The Rugby Football League’s board met last week to consider the prospect of scrapping promotion and relegation this season, but a decision was deferred until July 23 at the latest, much to the dismay of Super League clubs.
Richard Cramer, a renowned legal expert of Front Row Legal, a law firm specialising in sports and media law based in Leeds, admits that he understands the stance of the clubs wanting to dispense with relegation.
“Absolutely – relegation is always predicated on a season starting in February and finishing in October, so anything other than that becomes problematic and compromises the whole integrity and concept of relegation,” he said.
“There’s enormous uncertainty hanging over the sport now, and to relegate a club would be very harsh in my view, and would be open to a legal challenge on the basis that it’s not what was on the table to begin with when the clubs started the season.
“It’s not a level playing field whatsoever; you have Catalans and Toronto, who could be subject to overseas regulations, and there are also potential challenges with regional lockdowns and players not wanting to play at this time due to vulnerable family members or other reasons.”
Cramer also said that he is concerned about what the pressure of a relegation battle would do for player welfare, given an already hectic schedule and an increased burden on player welfare.
He said: “There’s enough pressure with relegation ordinarily, let alone with players who haven’t trained since mid-March,” he said.
“Throw in the pressures of playing with COVID, and you have to think seriously about the welfare of players as well as your competition format.”

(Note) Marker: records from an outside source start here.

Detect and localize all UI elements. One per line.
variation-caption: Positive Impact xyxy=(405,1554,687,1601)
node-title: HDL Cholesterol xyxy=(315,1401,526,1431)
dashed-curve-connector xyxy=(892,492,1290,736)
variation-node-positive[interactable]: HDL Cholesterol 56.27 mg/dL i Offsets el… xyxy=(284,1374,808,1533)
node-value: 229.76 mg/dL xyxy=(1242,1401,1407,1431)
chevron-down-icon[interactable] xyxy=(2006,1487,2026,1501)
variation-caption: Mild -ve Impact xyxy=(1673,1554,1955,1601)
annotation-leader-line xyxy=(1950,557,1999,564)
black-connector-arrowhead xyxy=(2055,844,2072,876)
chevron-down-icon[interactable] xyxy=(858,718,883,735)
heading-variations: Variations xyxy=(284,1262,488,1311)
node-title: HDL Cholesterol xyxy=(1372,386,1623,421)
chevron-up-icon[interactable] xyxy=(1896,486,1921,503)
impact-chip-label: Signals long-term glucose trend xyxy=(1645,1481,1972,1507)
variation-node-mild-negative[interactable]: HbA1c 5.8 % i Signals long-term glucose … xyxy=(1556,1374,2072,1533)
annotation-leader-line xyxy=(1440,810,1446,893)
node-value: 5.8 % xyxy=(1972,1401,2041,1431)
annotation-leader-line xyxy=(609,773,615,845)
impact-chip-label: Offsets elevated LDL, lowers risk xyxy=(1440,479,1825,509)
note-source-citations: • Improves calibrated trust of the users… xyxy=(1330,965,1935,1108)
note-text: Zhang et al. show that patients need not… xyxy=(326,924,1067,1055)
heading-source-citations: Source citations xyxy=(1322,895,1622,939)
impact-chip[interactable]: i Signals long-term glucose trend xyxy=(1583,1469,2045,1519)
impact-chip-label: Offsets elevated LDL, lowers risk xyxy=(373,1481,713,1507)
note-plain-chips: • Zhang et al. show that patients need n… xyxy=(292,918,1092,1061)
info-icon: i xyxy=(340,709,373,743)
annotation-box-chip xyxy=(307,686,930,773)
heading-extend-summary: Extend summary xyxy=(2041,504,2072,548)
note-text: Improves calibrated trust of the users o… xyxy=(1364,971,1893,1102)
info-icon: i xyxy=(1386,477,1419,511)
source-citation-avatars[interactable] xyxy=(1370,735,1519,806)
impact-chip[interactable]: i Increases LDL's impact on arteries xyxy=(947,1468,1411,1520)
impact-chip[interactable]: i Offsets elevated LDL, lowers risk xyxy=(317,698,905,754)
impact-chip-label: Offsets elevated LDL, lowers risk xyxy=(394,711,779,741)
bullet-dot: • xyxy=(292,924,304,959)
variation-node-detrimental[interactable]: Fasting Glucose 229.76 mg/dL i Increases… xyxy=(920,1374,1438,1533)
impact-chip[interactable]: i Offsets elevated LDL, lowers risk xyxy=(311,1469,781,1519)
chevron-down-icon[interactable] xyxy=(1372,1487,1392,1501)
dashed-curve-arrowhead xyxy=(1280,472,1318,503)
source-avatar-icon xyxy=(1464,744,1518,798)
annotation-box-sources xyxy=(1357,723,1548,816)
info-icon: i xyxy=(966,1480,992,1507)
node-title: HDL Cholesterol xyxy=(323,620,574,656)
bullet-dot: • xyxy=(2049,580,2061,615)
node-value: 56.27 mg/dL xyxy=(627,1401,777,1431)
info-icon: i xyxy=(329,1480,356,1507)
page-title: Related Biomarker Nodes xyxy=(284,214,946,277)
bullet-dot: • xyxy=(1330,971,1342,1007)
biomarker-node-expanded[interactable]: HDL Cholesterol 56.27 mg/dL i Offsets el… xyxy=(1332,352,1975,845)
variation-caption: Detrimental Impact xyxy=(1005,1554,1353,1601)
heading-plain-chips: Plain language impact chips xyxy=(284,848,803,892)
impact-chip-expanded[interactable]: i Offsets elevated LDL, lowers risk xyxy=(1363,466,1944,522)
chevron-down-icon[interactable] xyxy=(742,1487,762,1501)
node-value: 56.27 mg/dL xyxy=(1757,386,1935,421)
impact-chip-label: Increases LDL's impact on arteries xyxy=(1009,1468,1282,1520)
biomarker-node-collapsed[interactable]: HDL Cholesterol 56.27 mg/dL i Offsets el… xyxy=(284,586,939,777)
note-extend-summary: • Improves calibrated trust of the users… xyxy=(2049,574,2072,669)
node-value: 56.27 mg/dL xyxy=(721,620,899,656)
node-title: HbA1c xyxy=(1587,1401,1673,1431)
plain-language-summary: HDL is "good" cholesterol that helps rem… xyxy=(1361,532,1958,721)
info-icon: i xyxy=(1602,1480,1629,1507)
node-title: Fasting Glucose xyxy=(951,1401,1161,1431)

Leigh Centurions and Featherstone Rovers are two of the teams outside Super League who are pushing hard for promotion to remain in some form, though many within the sport are of the belief that the RFL will eventually remove relegation at the very least this season.
But Cramer conceded that those teams with genuine ambition to be promoted do deserve consideration in the matter, as the lower-leagues try to path their own way back to a resumption of the league season ahead of Super League’s return next month.
“You have to feel sorry for teams such as Featherstone and Leigh, who retain a strong ambition to get up,” he said.
“Perhaps you could have a 13-team competition and promote someone, but I do think the RFL would be subject to some challenges if they were to relegate someone.”